Damit einige wenige Superreiche NOCH mehr Reichtumg raffen konnten.
gastli
15. August 2018
Kindergeld in Höhe von 49,5 Milliarden Euro ist zwischen 2007 und 2017 bei Hartz-IV-Empfängern angerechnet worden. Allein im vergangenen Jahr wurden die Hartz-Leistungen unterm Strich um 4,9 Milliarden Euro vermindert, weil so viel Kindergeld an die Betroffenen floss, wie aus einer Antwort der Bundesregierung auf eine Frage der Linken im Bundestag hervorgeht.
gastli
21. August 2018
Mindestens 14,5 Millionen Menschen in Deutschland haben bereits Hartz-IV-Leistungen bekommen. Jeder Fünfte ist von Armut oder sozialer Ausgrenzung bedroht. Betroffen sind auch viele Kinder: 4,4 Millionen der Hartz-IV-Bezieher waren unter 15 Jahren. Die Quote der von Armut bedrohten Unter-18-Jährigen lag im vergangenen Jahr bei 18,5 Prozent.
gastli
28. August 2018
Genau 1.006.163 Schüler sind einem Zeitungsbericht zufolge beim Schulbedarf auf staatliche Unterstützung angewiesen.
Das waren gut 5000 Kinder mehr als ein Jahr zuvor, wie die „Passauer Neue Presse“ berichtet.
Die Zeitung bezieht sich dabei auf eine Antwort der Bundesregierung auf eine Anfrage der LINKEN im Bundestag.
Schon eine tolle Politik, die in einer Gesellschaft, in der die Geburtenrate sinkt trotzdem jedes Jahr immer noch mehr Schüler auf soziale Hilfen angewiesen sind.
Solche Parteien wählt der BRDling doch immer wieder gerne.
gastli
24. September 2018
Laut Daten der Bundesagentur für Arbeit steigt die Zahl der Kinder, deren Familien auf Transferleistungen angewiesen sind.
Der Anteil der Hartz-IV-Kinder an der Gesamtbevölkerung [alle Kinder] betrug laut den Berechnungen zum Ende des vergangenen Jahres 15,1 Prozent.
Das Bundesland mit dem niedrigsten Anteil war Bayern mit 7,2 Prozent, den höchsten hatte Bremen mit 32,5 Prozent.
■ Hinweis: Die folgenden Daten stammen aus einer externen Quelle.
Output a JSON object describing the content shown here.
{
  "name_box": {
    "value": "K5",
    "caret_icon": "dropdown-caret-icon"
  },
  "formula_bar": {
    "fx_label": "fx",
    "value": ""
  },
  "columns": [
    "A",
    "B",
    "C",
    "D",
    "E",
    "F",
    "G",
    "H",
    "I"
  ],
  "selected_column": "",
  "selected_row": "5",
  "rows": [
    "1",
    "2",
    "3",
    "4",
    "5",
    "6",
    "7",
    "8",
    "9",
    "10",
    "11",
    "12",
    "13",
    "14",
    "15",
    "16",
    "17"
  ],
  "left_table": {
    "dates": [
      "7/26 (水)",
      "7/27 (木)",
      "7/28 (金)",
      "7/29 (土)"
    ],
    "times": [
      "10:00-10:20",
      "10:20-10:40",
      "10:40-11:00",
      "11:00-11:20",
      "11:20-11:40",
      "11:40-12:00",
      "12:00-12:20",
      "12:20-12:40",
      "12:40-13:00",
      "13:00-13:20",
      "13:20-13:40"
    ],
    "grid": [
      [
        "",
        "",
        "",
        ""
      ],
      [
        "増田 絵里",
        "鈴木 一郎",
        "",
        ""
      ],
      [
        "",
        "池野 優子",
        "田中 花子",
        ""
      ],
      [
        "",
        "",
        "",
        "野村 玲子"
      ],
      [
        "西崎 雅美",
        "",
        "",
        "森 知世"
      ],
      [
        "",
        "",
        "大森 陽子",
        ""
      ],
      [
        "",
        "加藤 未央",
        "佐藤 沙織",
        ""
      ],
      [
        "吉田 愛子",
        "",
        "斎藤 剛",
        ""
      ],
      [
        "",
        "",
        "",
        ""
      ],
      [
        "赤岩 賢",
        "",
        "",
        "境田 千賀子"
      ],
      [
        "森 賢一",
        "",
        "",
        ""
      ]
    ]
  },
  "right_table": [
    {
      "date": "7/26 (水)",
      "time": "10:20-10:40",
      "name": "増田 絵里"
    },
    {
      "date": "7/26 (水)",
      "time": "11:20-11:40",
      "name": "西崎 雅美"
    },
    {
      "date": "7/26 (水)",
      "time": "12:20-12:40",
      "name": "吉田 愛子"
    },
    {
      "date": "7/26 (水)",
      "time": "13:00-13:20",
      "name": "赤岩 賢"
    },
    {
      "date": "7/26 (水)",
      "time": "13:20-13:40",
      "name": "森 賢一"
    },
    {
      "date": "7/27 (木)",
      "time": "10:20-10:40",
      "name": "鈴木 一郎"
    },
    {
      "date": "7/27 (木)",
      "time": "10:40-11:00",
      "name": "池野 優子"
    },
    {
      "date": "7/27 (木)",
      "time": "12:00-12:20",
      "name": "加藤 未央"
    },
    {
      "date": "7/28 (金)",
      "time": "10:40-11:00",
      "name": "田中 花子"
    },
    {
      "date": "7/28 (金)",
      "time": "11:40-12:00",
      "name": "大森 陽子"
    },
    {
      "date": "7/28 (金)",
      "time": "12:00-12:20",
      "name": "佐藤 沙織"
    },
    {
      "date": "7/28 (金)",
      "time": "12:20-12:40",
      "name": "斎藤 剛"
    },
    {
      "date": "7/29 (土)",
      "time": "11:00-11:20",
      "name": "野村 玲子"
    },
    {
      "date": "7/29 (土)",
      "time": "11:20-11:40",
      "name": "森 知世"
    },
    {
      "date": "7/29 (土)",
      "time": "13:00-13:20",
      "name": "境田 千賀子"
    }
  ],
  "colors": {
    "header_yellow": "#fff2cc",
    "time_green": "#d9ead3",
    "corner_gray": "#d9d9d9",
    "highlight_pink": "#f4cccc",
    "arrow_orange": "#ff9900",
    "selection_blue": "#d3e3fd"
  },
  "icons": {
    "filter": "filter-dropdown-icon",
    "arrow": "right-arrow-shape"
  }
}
In Baden-Württemberg betrug der Anteil 8,8, in Niedersachsen 15,5 und in NRW 19,4 Prozent.[faz.net]
gastli
26. Sptember 2018
38 Prozent der deutschen Erwerbstätigen gehören ganz oder beinahe zum »Prekariat«
Das Ergebnis der sozialdemokratischen "Arbeitsmarktreformen", für die die SPD sich heute noch abfeiert.
Tatsächlich war die Agenda 2010 ein reines Projekt zugunsten der Reichsten hierzulande.
Die obersten 10 Prozent hatten schon im Jahr 2000 derart viel Vermögen an sich gerafft, dass allein deren Zinserwartungen aus der normalen Wirtschaft nicht mehr zustande kommen konnten.
Selbst wenn die Bundesregierung keinen einzigen Euro für Rente, Strassen, Bundeswehr und Gesundheit ausgegeben hätte, hätte es nicht gereicht, um allein die Zinserwartungen der obersten 10 Prozent zu bedienen.
Also mussten Lohnsenkungen, Rentenkürzungen und Sozialabbau her, damit das Geld zusammenkommt. Die Agenda 2010 war geboren.
Die Agenda 2010 hatte NICHTS mit einer schwachen Wirtschaft oder dem globalen Wettbewerb zu tun.
Die Agenda 2010 war eine rein kapitalistische Verwaltungsarbeit,
wenn die Profitrate zu sinken droht.
Die Agenda 2010 wurde geschaffen von und dient ausschließlich den widerlichen Menschen, die in diesem widerlichen System ihre widerlichen Motive ausleben.
Ihr politisches Personal setzt es um.
gastli
03. Oktober 2018
Immer mehr Hartz IV ist zuletzt an Menschen mit einer Beschäftigung gezahlt worden. So übersprang die Summe, die sogenannte Hartz-IV-Bedarfsgemeinschaften mit mindestens einem abhängigen Erwerbstätigen erhielten, im vergangenen Jahr knapp die Zehn-Milliarden-Euro-Marke. Im Jahr zuvor waren es 9,85 Milliarden Euro. Somit sind hunderttausende Aufstocker in Deutschland trotz Arbeit auf Grundsicherung angewiesen. Das geht aus einer Statistik der Bundesagentur für Arbeit hervor, auf die Die Linke im Bundestag aufmerksam machte.
Die Gesellschaft subventioniert somit genau die Arbeitgeber, die nur Niedriglöhne zahlen oder ihre Beschäftigten mit Befristungen oder anderen Knebelverträgen ausbeuten.